ANNELİĞİ SEVDİM
Ahmet Mümtaz Taylan'ın 5 buçuk yaşındaki kızı Marisa'yı sorduğu Saaddet Işıl Aksoy: Anneliği sevdim. Seveceğimi tahmin ediyordum, tahminimden daha çok sevdim. 5 buçuk yaşında oldu. Çok çalışıp, çok boşluklar verebiliyoruz ya, onun dünyasına girme fırsatı yakaladım... Anneliğin oyunculuğuma katkısı oldu. Ebeveynlik hikayesi, insanın kendini de keşfettiği hikaye oluyor. Çocuğunu tanırken, kendini tanıyorsun. Kendine şefkat gösterebildikçe çocuğuna şefkat gösterebiliyorsun derken, bir alışveriş hali yaşanıyor. Mesleğinden daha önemli bir şey olması, insanı çok rahatlatıyor. Mesleğini kafana takmamaya çalışıyorsun
Saadet Işıl Aksoy, Ahmet Mümtaz Taylan'ın kadınlara destek verek, kadınların meslek hayatındaki yaşadıkları zorlukları hatırlatması üzerine, dikkat çeken şu cümleleri kurdu: Kadın olarak, doğduğunuz andan itibaren aslında kendinizi suçlayarak yaşıyorsunuz! Şimdi bu taciz konuları da oldu ya, sadece sokakta, sadece aile içinde, sadece meslek hayatında olmuyor ki! Her yerde bunu yaşıyorsunuz!
13 yaşımda karşıdan bir erkek geldiğinde kaldırımı değiştirmeyi öğreniyorsun, ya da minibüste giderken birisi aman sana dokunmasın, taciz etmesin diye, hemen sırtını cama doğru yaslayıp önüne doğru montunu kapatmayı öğreniyorsun. Ve bunları farkında olarak bile yapmıyorsun, bu otomatik yaşam tarzına dönüşüyor ve kabul ediyorsun!
Biz de böyle şeyler yaşamadık mı, meslekte de yaşadık hepimiz, aman bir şey demeyeyim de benden bilmesinler, çünkü kadından bilinirdi her şey! Bu seslerin yükselmesi çok umut verici. Benim kızımın nesli için umut veriyorlar.

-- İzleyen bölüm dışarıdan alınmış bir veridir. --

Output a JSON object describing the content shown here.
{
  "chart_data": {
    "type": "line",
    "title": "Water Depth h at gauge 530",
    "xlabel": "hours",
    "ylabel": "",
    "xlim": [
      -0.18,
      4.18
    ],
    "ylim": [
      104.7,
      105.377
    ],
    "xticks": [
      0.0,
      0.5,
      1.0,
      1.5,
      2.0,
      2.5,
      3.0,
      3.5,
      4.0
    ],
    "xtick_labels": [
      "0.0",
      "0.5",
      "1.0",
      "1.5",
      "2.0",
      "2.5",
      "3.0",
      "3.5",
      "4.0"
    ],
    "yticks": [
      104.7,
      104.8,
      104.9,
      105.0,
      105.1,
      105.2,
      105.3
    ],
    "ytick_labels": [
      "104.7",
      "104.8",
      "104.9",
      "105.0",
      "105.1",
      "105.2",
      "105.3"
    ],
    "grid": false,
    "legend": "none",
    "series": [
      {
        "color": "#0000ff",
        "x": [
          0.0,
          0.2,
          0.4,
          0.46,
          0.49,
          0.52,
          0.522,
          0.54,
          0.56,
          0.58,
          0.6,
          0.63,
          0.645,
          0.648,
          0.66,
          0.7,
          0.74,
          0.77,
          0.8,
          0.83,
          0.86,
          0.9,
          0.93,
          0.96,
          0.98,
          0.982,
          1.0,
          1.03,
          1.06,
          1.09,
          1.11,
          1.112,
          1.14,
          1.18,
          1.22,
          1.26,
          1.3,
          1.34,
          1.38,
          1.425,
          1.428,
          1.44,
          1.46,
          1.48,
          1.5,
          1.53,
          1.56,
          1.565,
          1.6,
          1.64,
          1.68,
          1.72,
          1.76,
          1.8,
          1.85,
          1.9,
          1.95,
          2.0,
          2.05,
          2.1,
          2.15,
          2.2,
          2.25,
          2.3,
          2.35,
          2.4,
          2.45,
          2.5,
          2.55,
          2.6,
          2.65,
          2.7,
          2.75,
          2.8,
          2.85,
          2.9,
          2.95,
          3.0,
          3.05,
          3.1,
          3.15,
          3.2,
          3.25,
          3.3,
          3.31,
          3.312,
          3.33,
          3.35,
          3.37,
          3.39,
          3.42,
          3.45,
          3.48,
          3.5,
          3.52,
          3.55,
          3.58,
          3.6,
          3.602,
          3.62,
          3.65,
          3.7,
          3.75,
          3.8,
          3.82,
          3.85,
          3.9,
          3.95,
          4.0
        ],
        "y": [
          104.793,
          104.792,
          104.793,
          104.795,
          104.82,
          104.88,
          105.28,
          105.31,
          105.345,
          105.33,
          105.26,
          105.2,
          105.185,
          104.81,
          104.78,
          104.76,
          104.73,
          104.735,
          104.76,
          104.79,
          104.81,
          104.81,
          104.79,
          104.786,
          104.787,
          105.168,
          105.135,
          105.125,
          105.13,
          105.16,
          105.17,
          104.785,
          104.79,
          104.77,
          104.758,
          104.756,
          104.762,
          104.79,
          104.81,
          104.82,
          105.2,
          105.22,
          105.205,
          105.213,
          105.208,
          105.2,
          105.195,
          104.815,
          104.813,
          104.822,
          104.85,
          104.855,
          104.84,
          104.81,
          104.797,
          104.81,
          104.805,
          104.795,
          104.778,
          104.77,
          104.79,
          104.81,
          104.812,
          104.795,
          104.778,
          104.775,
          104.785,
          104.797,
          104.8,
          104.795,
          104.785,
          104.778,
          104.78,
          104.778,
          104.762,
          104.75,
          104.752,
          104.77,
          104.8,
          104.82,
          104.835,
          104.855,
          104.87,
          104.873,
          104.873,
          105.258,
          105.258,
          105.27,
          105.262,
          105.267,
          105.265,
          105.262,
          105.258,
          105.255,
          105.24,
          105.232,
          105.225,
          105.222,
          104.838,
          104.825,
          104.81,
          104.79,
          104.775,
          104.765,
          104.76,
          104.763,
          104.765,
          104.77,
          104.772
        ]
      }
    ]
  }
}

Böyle bir şey okumuştum, dünyada olan bir şey, sadece Türkiye'de değil. Hayal farkı diye bir şey varmış, kız çocukları 7 yaşına kadar, erkek çocuklarıyla aynı hayalleri kuruyorlar, 7'den itibaren olan biteni anlamaya başladıkça gitgide hayallerini küçültüyorlarmış.